Hoy estoy un poco deprimida. A veces en el trabajo nos equivocamos, no lo hacemos con mala intención, ni mucho menos. De hecho, siempre somos plenamente conscientes de que todo lo que hagamos de manera incorrecta deberá ser repetido.
Nos molesta especialmente corregir los errores ajenos, especialmente cuando no te piden disculpas por haber incurrido en un error que afecta a tu trabajo y que tienes que subsanar tu.
Pues bien, ayer me tocó resolver un error que no había cometido yo pero que supuso encuadernar de nuevo nada más y nada menos que 30 copias de un documento. Además de mi esfuerzo, lamento la pérdida de papel y de recursos de la empresa. Ni una disculpa, ni unas palabras de agradecimiento.
Hoy me ha tocado recibir la lista de mis faltas, esta vez de forma detallada y exhaustiva. No es que no lo esperase, es que no lo veo demasiado justo. Todo lo que hago mal, a pesar de ser una pobre becaria malpagada, (como tantas otras) sin formación previa y sin ganas de formarme por parte del departamento.
En lugar de enfadarme he decidido pensar aquello de C´est la vie y seguir a lo mio. Se repetirá lo que haga falta y lo que no se quedará así.

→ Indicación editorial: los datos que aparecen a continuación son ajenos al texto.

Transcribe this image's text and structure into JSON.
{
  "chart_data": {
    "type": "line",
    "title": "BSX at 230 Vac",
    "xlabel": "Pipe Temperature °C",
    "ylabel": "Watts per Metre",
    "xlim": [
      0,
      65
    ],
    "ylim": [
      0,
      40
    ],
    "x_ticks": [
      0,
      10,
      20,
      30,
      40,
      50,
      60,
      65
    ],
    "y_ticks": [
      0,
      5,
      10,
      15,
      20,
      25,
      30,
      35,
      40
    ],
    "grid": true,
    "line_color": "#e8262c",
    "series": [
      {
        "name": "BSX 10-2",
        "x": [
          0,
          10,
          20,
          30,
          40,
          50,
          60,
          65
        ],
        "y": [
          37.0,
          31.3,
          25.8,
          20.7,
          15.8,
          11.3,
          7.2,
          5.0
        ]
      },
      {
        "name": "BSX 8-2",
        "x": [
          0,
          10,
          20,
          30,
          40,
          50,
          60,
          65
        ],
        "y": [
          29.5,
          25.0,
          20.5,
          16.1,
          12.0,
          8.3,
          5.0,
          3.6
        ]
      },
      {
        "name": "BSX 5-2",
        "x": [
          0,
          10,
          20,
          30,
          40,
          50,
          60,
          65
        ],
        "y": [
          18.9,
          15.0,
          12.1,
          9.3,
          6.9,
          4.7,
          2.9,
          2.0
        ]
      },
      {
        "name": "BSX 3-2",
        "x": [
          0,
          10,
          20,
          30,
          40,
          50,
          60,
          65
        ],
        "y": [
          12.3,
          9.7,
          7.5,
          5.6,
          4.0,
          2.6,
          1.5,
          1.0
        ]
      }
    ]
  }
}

Sin embargo, me vale la pena para hacer una reflexión acerca del comportamiento humano. Ante un error nos comportamos de manera muy diferente si lo hace otra persona o uno mismo. Si el fallo es nuestro tratamos de quitarle importancia mientras que nos afecta mucho si es de otra persona. Lo más curioso, aunque no tanto, es que las personas especialmente intolerantes a los errores ajenos y perfeccionistas hasta el absurdo no son especialmente críticos con sus propios errores. Es decir, que todos manifestamos aquello que se llama el gen egoísta y tendemos a mirarnos de manera especialmente benévola.